Hello, I married my husband after a year of love. After a year of marriage, she gave birth to a baby.
But on the third day of the baby's birth, I found that he betrayed me. We had a little trouble, and it was over.
But a year later, he betrayed again. It was too much. Because I told the woman's husband that my husband wanted to divorce me, and we almost divorced.
Maybe it's because of children or other reasons, we didn't leave at last, but we can't go back to our previous life. He said he would never betray again. But I have never let go of the hurt he has caused me, because I am sad and can't forget it, so I always doubt what he has. What should I do now?
reply:
1. As far as men are concerned, their wives' pregnancy and lactation are often the high incidence periods of their infidelity. At this stage, some men who lack responsibility are self-centered and try to meet their own needs, regardless of the other half, either because of physiological hunger and thirst, or because they are neglected by their wives. It has to be said that such men are really too selfish and should have been severely condemned. They cannot easily be forgiven for their choice. However, while criticizing and blaming such men for their ruthlessness, as a woman, she should also review herself and avoid creating cheating opportunities for her husband in this special period. For example, don't ignore the emotional communication and exchange with her husband, don't easily ignore the existence of the other half, don't just hope that the other party will care about herself, and take the initiative to pay attention to the other half while yearning for their care, Or more to turn to him in a tender attitude, which may reduce the chance of cheating.
2. As far as women are concerned, once they find that their husband is unfaithful, they can't easily choose to forgive. Although the couple need to turn over some contradictions and problems as soon as possible, they must be firm in the end when it comes to issues of principle. They must not relax and waver. They must make the other party aware of the seriousness of their mistakes, otherwise, they will never learn from them. Facts show that when your husband betrayed for the first time, you just chose to have a little fight with him, but he didn't give up completely, or cheated again. This time, the governance method you adopted worked, but it angered him. For this reason, he wants to divorce you, but he is still inseparable from you after all. He didn't want to divorce you, but he didn't want to be honest and settle down, just to meet the need for extramarital affairs. This is the case with some men. Once they cheat once, it is hard to stop, unless his conscience finds out one day, unless he is born with a loss of physical function.
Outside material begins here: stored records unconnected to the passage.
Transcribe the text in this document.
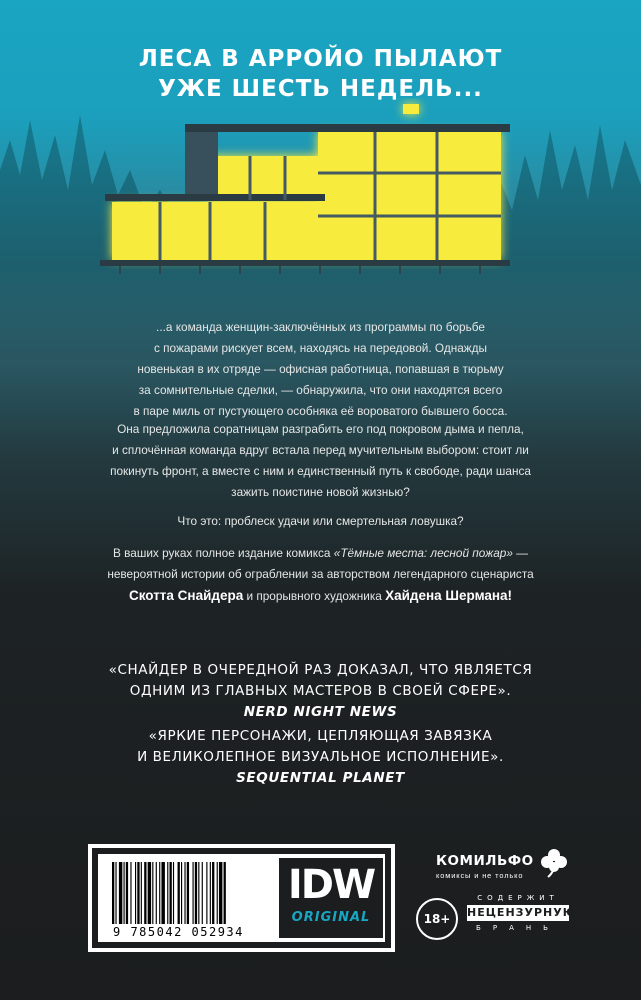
ЛЕСА В АРРОЙО ПЫЛАЮТ
УЖЕ ШЕСТЬ НЕДЕЛЬ...
...а команда женщин-заключённых из программы по борьбе
с пожарами рискует всем, находясь на передовой. Однажды
новенькая в их отряде — офисная работница, попавшая в тюрьму
за сомнительные сделки, — обнаружила, что они находятся всего
в паре миль от пустующего особняка её вороватого бывшего босса.
Она предложила соратницам разграбить его под покровом дыма и пепла,
и сплочённая команда вдруг встала перед мучительным выбором: стоит ли
покинуть фронт, а вместе с ним и единственный путь к свободе, ради шанса
зажить поистине новой жизнью?
Что это: проблеск удачи или смертельная ловушка?
В ваших руках полное издание комикса «Тёмные места: лесной пожар» —
невероятной истории об ограблении за авторством легендарного сценариста
Скотта Снайдера и прорывного художника Хайдена Шермана!
«СНАЙДЕР В ОЧЕРЕДНОЙ РАЗ ДОКАЗАЛ, ЧТО ЯВЛЯЕТСЯ
ОДНИМ ИЗ ГЛАВНЫХ МАСТЕРОВ В СВОЕЙ СФЕРЕ».
NERD NIGHT NEWS
«ЯРКИЕ ПЕРСОНАЖИ, ЦЕПЛЯЮЩАЯ ЗАВЯЗКА
И ВЕЛИКОЛЕПНОЕ ВИЗУАЛЬНОЕ ИСПОЛНЕНИЕ».
SEQUENTIAL PLANET
9 785042 052934
IDW
ORIGINAL
КОМИЛЬФО
комиксы и не только
18+
СОДЕРЖИТ
НЕЦЕНЗУРНУЮ
БРАНЬ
3. For this reason, if you continue to choose to live with this man, you will not be able to clear the shadow left by him from your heart, and no one can guarantee that he will not repeat the same mistakes in the future. There is no good way to face the difficulties of marriage and love. The only thing you need is to face up to the reality, because marriage and love is a kind of luck for everyone, but not everyone will be lucky. When misfortune comes to you, you need to be brave and brave to accept. Strengthening yourself is the only way out.
4. As far as the current situation is concerned, if you don't have the courage to divorce, you can only choose to trust this man's promise again and give the other party and yourself a chance. As for the harm he brings to you, you can only turn it into a driving force for self-improvement in life, and then love yourself and children well. Others hurt you but don't hurt yourself. You can also reflect from the middle school to see where you have lost, whether you lack charm or communication, and find a chance to have a heart-to-heart talk with your husband, and try to find the crux of the problem. If you can fundamentally eliminate your husband's extramarital affairs, and thus improve the marriage relationship, wouldn't it be better.
Good marriage depends on management. Perhaps our bad marriage is also the reason why we have not managed well. We should find out the reasons from ourselves. Maybe some problems can be solved and our mentality will be relieved. Marriage is like this. If we can't afford it, we must learn to adjust ourselves, and then we can live a good life.